The Indian pharmaceutical industry is beset by two adverse conditions - one is a recent development and the other a long-standing malady. Most recently, leading pharmaceutical company Ranbaxy met with yet another regulatory mishap: the United States Food and Drug Administration, or FDA, withdrew approval for the firm's Toansa plant because of significant lapses in manufacturing practices. The fourth Indian plant of the company to suffer such a setback from the US regulator, Toansa is the major supplier of low-cost active pharmaceutical ingredient, or API, a key raw material for some Ranbaxy products marketed in the US. Maintaining both volumes and margins in a market accounting for more than a third of consolidated global sales will now be difficult, if not impossible. The unique selling proposition of Indian exporters of generics - and the US market is the world's biggest - is their cost advantage. To lose it even temporarily is to be severely hampered. Ranbaxy is not the only Indian pharmaceutical company to face such developments as the FDA has tightened up its own act. All those affected have only one course ahead of them: satisfy the FDA, the global leader in pharmaceutical regulation whose actions are carefully monitored by other regulators around the world, so as to regain unhindered access to the world's most lucrative pharmaceutical market.

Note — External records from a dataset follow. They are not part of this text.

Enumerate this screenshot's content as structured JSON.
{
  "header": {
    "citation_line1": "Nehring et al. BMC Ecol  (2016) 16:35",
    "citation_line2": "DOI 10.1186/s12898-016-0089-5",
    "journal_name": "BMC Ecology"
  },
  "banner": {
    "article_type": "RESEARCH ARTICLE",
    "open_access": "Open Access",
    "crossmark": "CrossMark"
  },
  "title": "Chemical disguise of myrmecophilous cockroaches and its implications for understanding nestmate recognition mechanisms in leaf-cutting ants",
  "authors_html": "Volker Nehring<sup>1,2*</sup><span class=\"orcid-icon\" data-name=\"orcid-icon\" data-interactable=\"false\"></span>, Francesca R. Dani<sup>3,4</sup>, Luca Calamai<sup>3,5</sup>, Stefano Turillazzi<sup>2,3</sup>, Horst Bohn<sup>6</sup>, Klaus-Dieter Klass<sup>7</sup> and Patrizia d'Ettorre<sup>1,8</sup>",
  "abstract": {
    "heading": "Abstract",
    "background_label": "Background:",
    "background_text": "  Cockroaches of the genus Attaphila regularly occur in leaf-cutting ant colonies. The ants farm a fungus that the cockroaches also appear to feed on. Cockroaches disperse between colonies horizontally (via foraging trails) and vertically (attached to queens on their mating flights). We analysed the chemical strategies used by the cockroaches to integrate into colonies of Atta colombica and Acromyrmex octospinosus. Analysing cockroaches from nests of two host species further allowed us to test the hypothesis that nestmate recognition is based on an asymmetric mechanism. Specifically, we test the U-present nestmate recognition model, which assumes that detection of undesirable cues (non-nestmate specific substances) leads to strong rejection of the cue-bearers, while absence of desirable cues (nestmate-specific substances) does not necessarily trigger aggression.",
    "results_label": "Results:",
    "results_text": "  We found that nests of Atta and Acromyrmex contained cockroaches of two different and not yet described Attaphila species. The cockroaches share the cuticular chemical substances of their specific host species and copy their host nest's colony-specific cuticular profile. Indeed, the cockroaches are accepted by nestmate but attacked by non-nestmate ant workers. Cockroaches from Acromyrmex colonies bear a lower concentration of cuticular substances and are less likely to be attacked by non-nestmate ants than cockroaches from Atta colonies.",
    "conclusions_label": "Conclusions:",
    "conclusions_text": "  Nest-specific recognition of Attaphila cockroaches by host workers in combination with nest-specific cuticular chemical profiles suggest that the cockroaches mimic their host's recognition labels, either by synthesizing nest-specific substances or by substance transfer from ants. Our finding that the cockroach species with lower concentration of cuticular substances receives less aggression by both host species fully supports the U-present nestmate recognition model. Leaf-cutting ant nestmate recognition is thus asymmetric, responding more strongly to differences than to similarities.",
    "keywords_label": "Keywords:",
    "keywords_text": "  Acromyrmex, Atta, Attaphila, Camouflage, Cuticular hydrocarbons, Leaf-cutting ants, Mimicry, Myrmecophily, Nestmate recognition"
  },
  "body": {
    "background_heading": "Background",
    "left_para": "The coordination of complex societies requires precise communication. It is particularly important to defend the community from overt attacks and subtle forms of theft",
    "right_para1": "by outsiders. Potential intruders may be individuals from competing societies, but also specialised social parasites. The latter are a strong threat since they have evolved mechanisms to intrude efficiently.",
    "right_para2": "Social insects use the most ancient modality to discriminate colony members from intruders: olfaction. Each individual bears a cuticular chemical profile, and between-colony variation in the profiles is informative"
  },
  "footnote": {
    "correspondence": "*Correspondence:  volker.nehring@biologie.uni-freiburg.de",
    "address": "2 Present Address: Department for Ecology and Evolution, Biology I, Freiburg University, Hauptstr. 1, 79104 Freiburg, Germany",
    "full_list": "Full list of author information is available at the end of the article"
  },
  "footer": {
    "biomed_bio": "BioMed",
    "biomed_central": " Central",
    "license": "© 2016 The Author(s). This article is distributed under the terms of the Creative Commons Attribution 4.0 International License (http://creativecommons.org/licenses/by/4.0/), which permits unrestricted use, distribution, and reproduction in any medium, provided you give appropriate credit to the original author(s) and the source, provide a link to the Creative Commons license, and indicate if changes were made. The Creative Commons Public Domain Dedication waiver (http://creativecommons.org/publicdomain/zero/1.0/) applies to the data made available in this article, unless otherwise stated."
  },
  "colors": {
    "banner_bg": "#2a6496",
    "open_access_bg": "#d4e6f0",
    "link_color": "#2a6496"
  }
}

The longer-term adverse condition relates to the regulatory regime for clinical trials in India, which is getting so restrictive that several leading pharmaceutical companies are in the process of going to other geographies to conduct such trials. This represents a double whammy, since not too long ago India was seen to hold great potential in hosting such trials because of its cost advantage. The country is already losing earnings from the operations of global contract research organisations (CROs), as the number of clinical trials allowed has plummeted. Besides, the Indian pharmaceutical sector's cost advantage, on much of which the industry's global competitiveness is based, is likely to be dented if the cost of conducting clinical trials goes up substantially. These are needed to generate data to establish the bio-equivalence of generics that seek to replace drugs going off patent and on whose global sales the Indian pharmaceutical industry thrives. Who is responsible for this? Indian regulators and Ghulam Nabi Azad, who has been the Union health minister since 2009, owe an explanation.

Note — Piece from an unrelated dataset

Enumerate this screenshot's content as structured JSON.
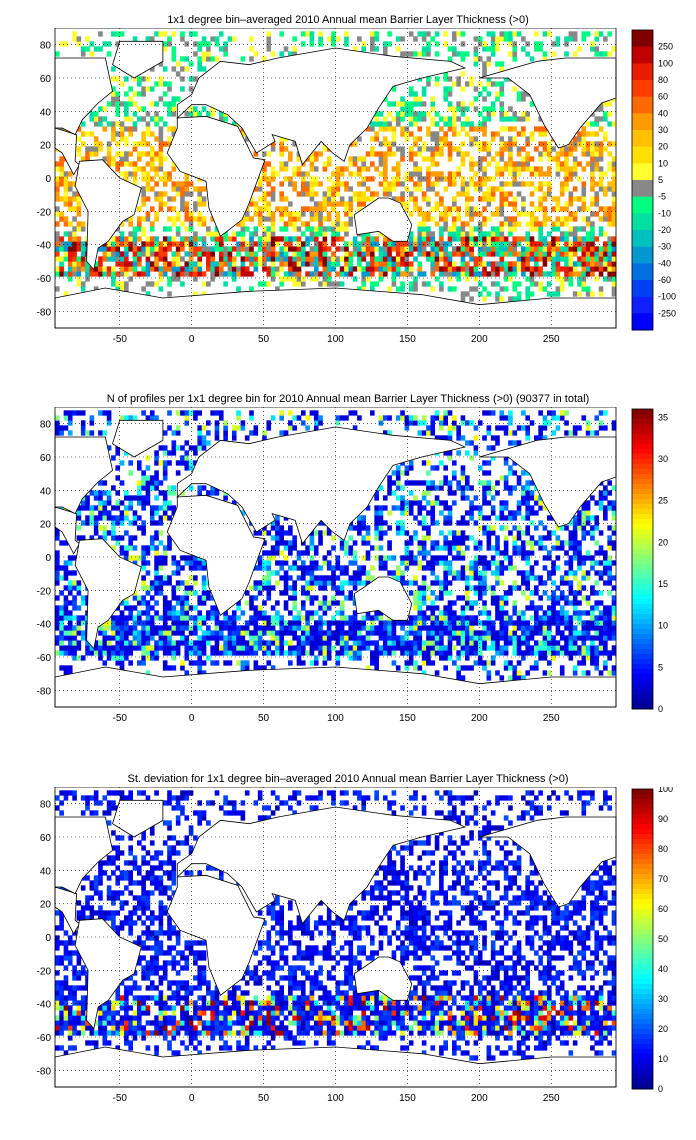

In a repeat of what has been happening in the case of iron ore mining, lax regulation has led to serious wrong-doing by a section of business, causing citizens' interests to approach the Supreme Court. The latter has put business-as-usual on hold and asked the government to come up with new and elaborate rules and procedures. As these take shape, industry is claiming some of them to be excessively onerous, to the point of being "ridiculous". With death during clinical trials far higher in India than elsewhere and many instances of poor and barely literate patients being taken for a ride (they were not even told they were being roped in for an experiment, not to speak of obtaining proper consent), doctors and CROs also have a lot to answer for. All that can be hoped is that new procedures will be in place and working soon so that there is regulatory certainty.